お前さんがあの子の心に引きずられたのは、
お前さんも自分の心を閉ざしているからだ」
 グラスのワインを一気にあおり、エレイニオンは苦笑して見せた。
「ぼくは、自分を偽ってなどいない」
「ならば、これから自分を偽らなければならなくなる」
「トゥアゴン叔父のゴンドリンが健在である限り、ぼくが王位を継ぐことはない」
「それを判断するのは、わしではない」
 ぐっと押し黙る。
 キアダンは、エレイニオンのグラスにワインを注いだ。
「どちらにせよ、エレイニオン、わしはお前さんの味方だ」
 ワインを、一口、二口、口に運ぶ。
「キアダン…」
「なんだね?」
 エレイニオンはくるりと体の向きを変え、
テーブルに寄りかかってベッドの上の少年を眺めた。
「偉大な父を持つというのは、辛いね。
自分も強くあらねばならないと、自分に障壁を課す。
せめて、一度くらい泣ければ、笑えるようになると思うのだけど」
「お前さんは泣いたかい?」
「泣いたさ。ひとりこっそりと。で、酒も飲むし、女とも遊ぶようになった」
 キアダンは苦笑する。
 いけないよ、エレイニオン。
 言葉にしないキアダンの言葉が、胸に響く。
 スランドゥイルを好きになってはいけない。
 何も気付かないふりをして、エレイニオンはワインを飲み干した。



 幸運にも、スランドゥイル少年は、何も覚えていないようだった。
エレイニオンが悪戯にベッドに誘い、キスをしたところで、
記憶が途切れているのだ。
「疲れているのだよ。姫の事も大切だが、きみも休まないと」
 スランドゥイルを目覚めさせたのはキアダンで、
たぶん、スランドゥイルの記憶を閉じ込めたのもキアダンだ。
「ごめんよ。
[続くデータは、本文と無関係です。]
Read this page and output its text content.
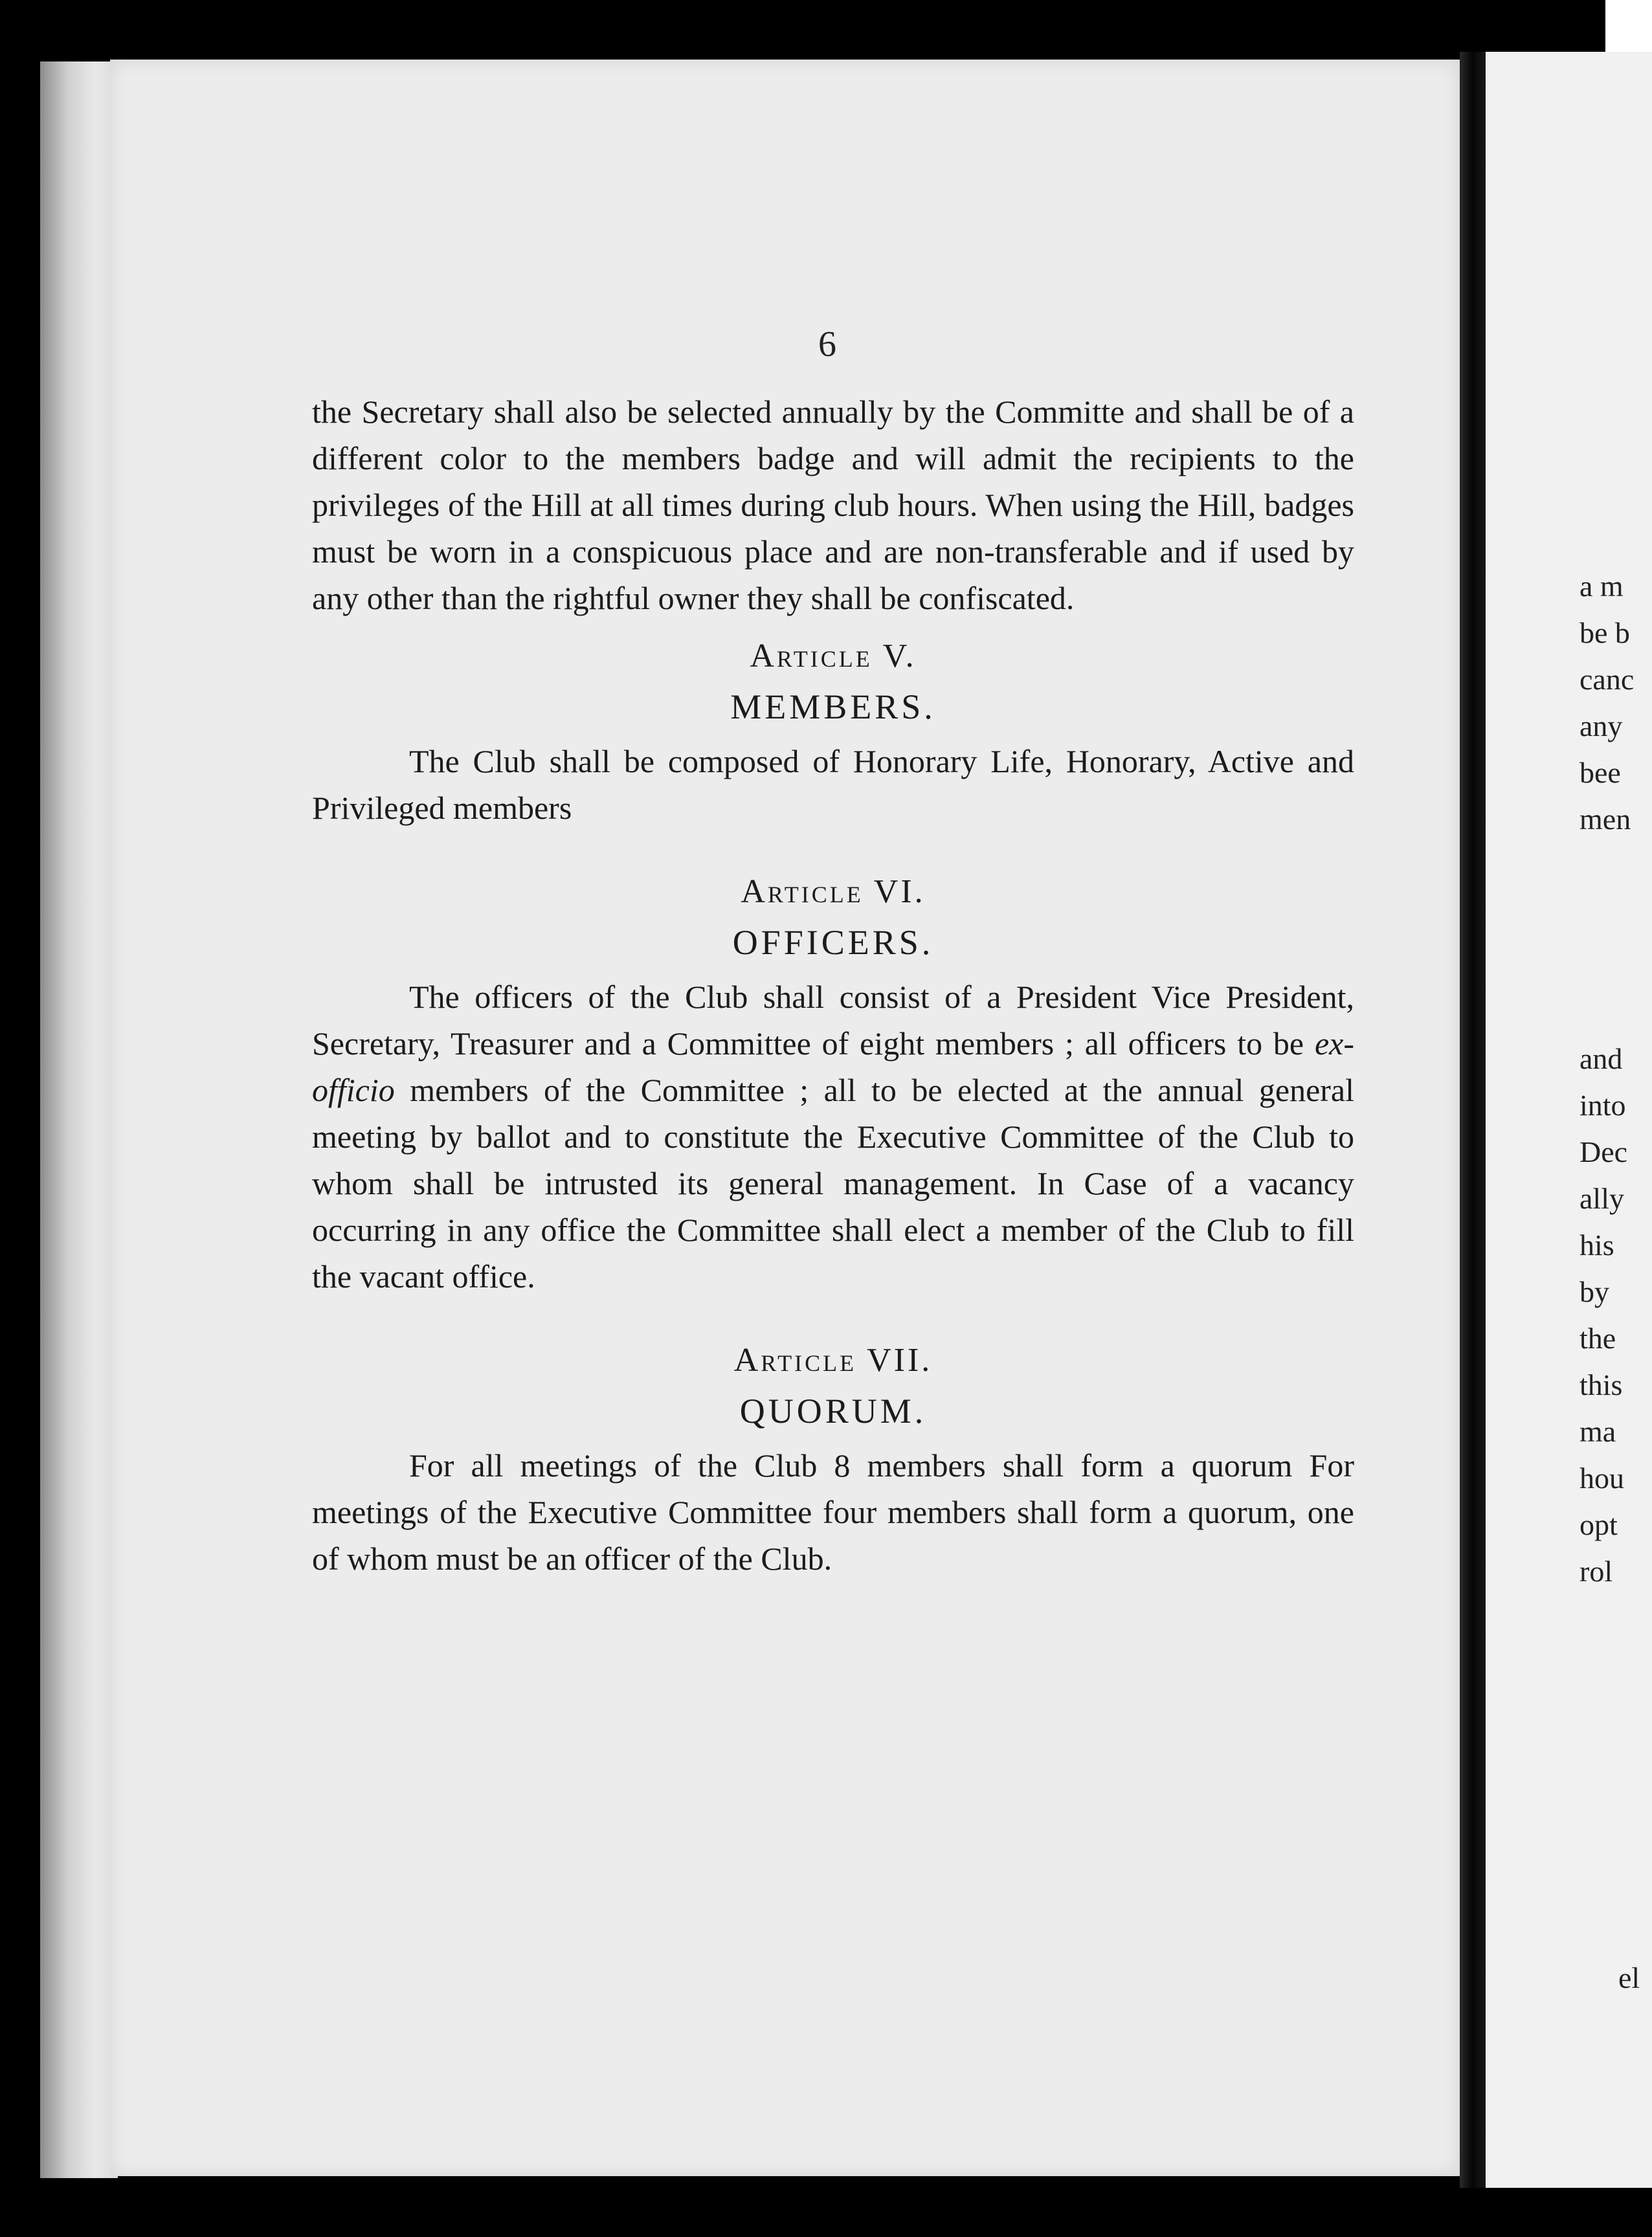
6

the Secretary shall also be selected annually by the Committe and shall be of a different color to the members badge and will admit the recipients to the privileges of the Hill at all times during club hours. When using the Hill, badges must be worn in a conspicuous place and are non-transferable and if used by any other than the rightful owner they shall be confiscated.

Article V.
MEMBERS.

The Club shall be composed of Honorary Life, Honorary, Active and Privileged members

Article VI.
OFFICERS.

The officers of the Club shall consist of a President Vice President, Secretary, Treasurer and a Committee of eight members ; all officers to be ex-officio members of the Committee ; all to be elected at the annual general meeting by ballot and to constitute the Executive Committee of the Club to whom shall be intrusted its general management. In Case of a vacancy occurring in any office the Committee shall elect a member of the Club to fill the vacant office.

Article VII.
QUORUM.

For all meetings of the Club 8 members shall form a quorum For meetings of the Executive Committee four members shall form a quorum, one of whom must be an officer of the Club.

a m
be b
canc
any
bee
men
and
into
Dec
ally
his
by
the
this
ma
hou
opt
rol
el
きみを困らせるつもりはなかったんだ」
 エレイニオンは顔をゆがめて謝った。
「おわびに、貝殻をあげよう。
海の底で拾ったもので、姫のおもちゃになればよいが」
 部屋に飾ってあった、きらきら輝く虹色の貝殻をスランドゥイルに手渡す。
「…ありがとうございます」
「姫の笑顔を取り戻したかったら、まずきみが笑わないと」
 エレイニオンの言葉に、スランドゥイルは眉を寄せる。
「エレイニオン、彼を困らせてはいけない。シリオンまで送ろう」
 キアダンはスランドゥイルの肩に手を置き、部屋を出て行った。
後をついていくスランドゥイルは、一度エレイニオンに振り返り、
ほんの少しだけ、唇に笑みをつくった。